The MMWI ended about 11 Ma, when the Late Miocene Cool Interval started. A major but transient warming occurred around 10.8-10.7 Ma. During the Late Miocene, the Earth's climate began to display a high degree of similarity to that of the present day. The 173 kyr obliquity modulation cycle governed by Earth's interactions with Saturn became detectable in the Late Miocene. By 12 Ma, Oregon was a savanna akin to that of the western margins of the Sierra Nevada of northern California. Central Australia became progressively drier, although southwestern Australia experienced significant wettening from around 12 to 8 Ma. The South Asian Winter Monsoon underwent strengthening ~9.2–8.5 Ma. From 7.9 to 5.8 Ma, the East Asian Winter Monsoon became stronger synchronously with a southward shift of the subarctic front. Greenland may have begun to have large glaciers as early as 8 to 7 Ma, although the climate for the most part remained warm enough to support forests there well into the Pliocene. Zhejiang, China was noticeably more humid than today. In the Great Rift Valley of Kenya, there was a gradual and progressive trend of increasing aridification, though it was not unidirectional, and wet humid episodes continued to occur.
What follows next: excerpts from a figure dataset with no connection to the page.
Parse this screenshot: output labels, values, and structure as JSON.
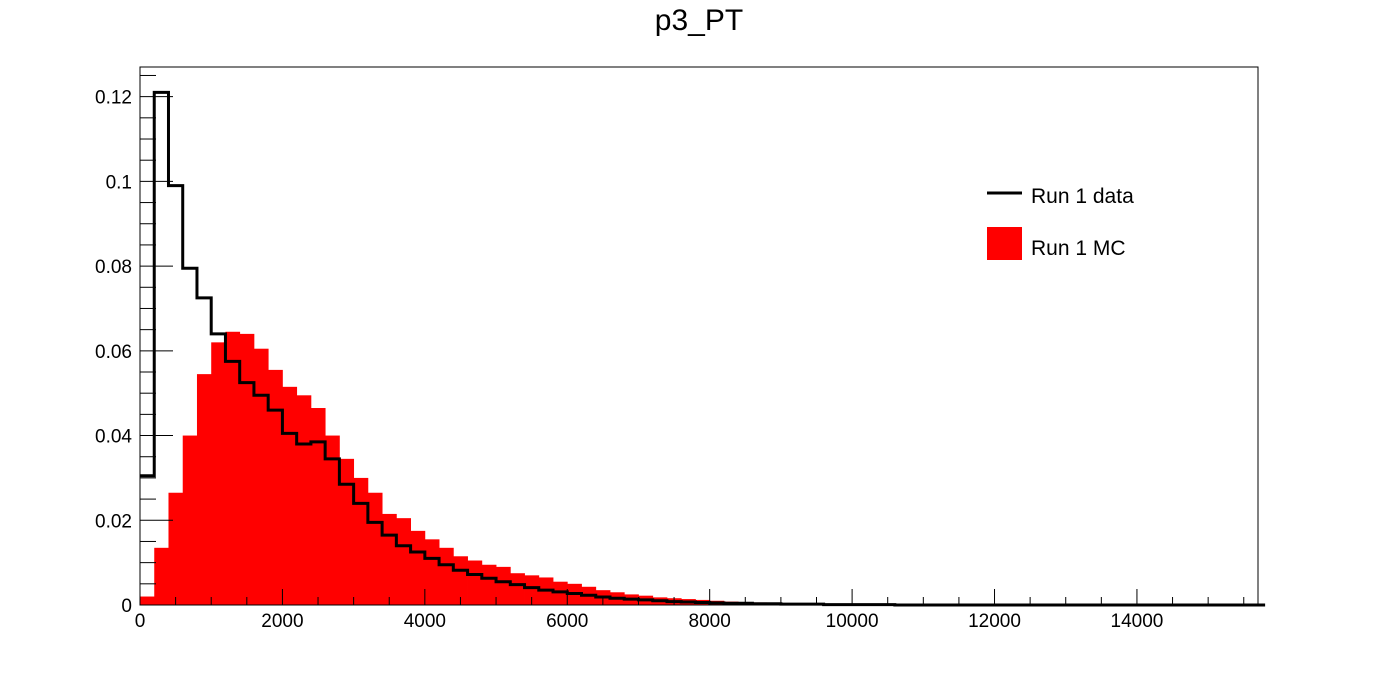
{
  "chart_data": {
    "type": "bar",
    "title": "p3_PT",
    "xlabel": "",
    "ylabel": "",
    "xlim": [
      0,
      15700
    ],
    "ylim": [
      0,
      0.127
    ],
    "bin_width": 200,
    "x_ticks": [
      0,
      2000,
      4000,
      6000,
      8000,
      10000,
      12000,
      14000
    ],
    "x_tick_labels": [
      "0",
      "2000",
      "4000",
      "6000",
      "8000",
      "10000",
      "12000",
      "14000"
    ],
    "y_ticks": [
      0,
      0.02,
      0.04,
      0.06,
      0.08,
      0.1,
      0.12
    ],
    "y_tick_labels": [
      "0",
      "0.02",
      "0.04",
      "0.06",
      "0.08",
      "0.1",
      "0.12"
    ],
    "grid": false,
    "legend_position": "top-right",
    "series": [
      {
        "name": "Run 1 MC",
        "style": "filled",
        "color": "#ff0000",
        "values": [
          0.002,
          0.0135,
          0.0265,
          0.04,
          0.0545,
          0.062,
          0.0645,
          0.064,
          0.0605,
          0.0555,
          0.0515,
          0.0495,
          0.0465,
          0.04,
          0.0345,
          0.03,
          0.0265,
          0.0215,
          0.0205,
          0.0175,
          0.0155,
          0.0135,
          0.0115,
          0.0105,
          0.0095,
          0.009,
          0.0075,
          0.007,
          0.0065,
          0.0055,
          0.005,
          0.0043,
          0.0035,
          0.003,
          0.0025,
          0.0022,
          0.0018,
          0.0016,
          0.0014,
          0.0012,
          0.001,
          0.0008,
          0.0007,
          0.0006,
          0.0005,
          0.0004,
          0.0003,
          0.0003,
          0.0002,
          0.0002,
          0.0001,
          0.0001,
          0.0001,
          0.0001,
          0.0,
          0.0,
          0.0,
          0.0,
          0.0,
          0.0,
          0.0,
          0.0,
          0.0,
          0.0,
          0.0,
          0.0,
          0.0,
          0.0,
          0.0,
          0.0,
          0.0,
          0.0,
          0.0,
          0.0,
          0.0,
          0.0,
          0.0,
          0.0,
          0.0
        ]
      },
      {
        "name": "Run 1 data",
        "style": "step",
        "color": "#000000",
        "values": [
          0.0305,
          0.121,
          0.099,
          0.0795,
          0.0725,
          0.064,
          0.0575,
          0.0525,
          0.0495,
          0.046,
          0.0405,
          0.038,
          0.0385,
          0.0345,
          0.0285,
          0.024,
          0.0195,
          0.0165,
          0.014,
          0.0125,
          0.011,
          0.0095,
          0.0082,
          0.0072,
          0.0063,
          0.0055,
          0.0048,
          0.0041,
          0.0035,
          0.0031,
          0.0027,
          0.0023,
          0.0019,
          0.0016,
          0.0014,
          0.0012,
          0.001,
          0.0008,
          0.0007,
          0.0006,
          0.0005,
          0.0004,
          0.0004,
          0.0003,
          0.0003,
          0.0002,
          0.0002,
          0.0002,
          0.0001,
          0.0001,
          0.0001,
          0.0001,
          0.0001,
          0.0,
          0.0,
          0.0,
          0.0,
          0.0,
          0.0,
          0.0,
          0.0,
          0.0,
          0.0,
          0.0,
          0.0,
          0.0,
          0.0,
          0.0,
          0.0,
          0.0,
          0.0,
          0.0,
          0.0,
          0.0,
          0.0,
          0.0,
          0.0,
          0.0,
          0.0
        ]
      }
    ]
  },
  "legend": [
    {
      "label": "Run 1 data",
      "swatch": "line",
      "color": "#000000"
    },
    {
      "label": "Run 1 MC",
      "swatch": "box",
      "color": "#ff0000"
    }
  ]
}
Between 7 and 5.3 Ma, temperatures dropped sharply again in the Late Miocene Cooling, most likely as a result of a decline in atmospheric carbon dioxide and a drop in the amplitude of Earth's obliquity, and the Antarctic ice sheet was approaching its present-day size and thickness. Ocean temperatures plummeted to near-modern values during the LMC; extratropical sea surface temperatures dropped substantially by approximately 7–9 °C. 41 kyr obliquity cycles became the dominant orbital climatic control 7.7 Ma and this dominance strengthened 6.4 Ma. Benthic δ18O values show significant glaciation occurred from 6.26 to 5.50 Ma, during which glacial-interglacial cycles were governed by the 41 kyr obliquity cycle. A major reorganisation of the carbon cycle occurred approximately 6 Ma, causing continental carbon reservoirs to no longer expand during cold spells, as they had done during cold periods in the Oligocene and most of the Miocene. At the end of the Miocene, global temperatures rose again as the amplitude of Earth's obliquity increased, which caused increased aridity in Central Asia. Around 5.5 Ma, the EAWM underwent a period of rapid intensification.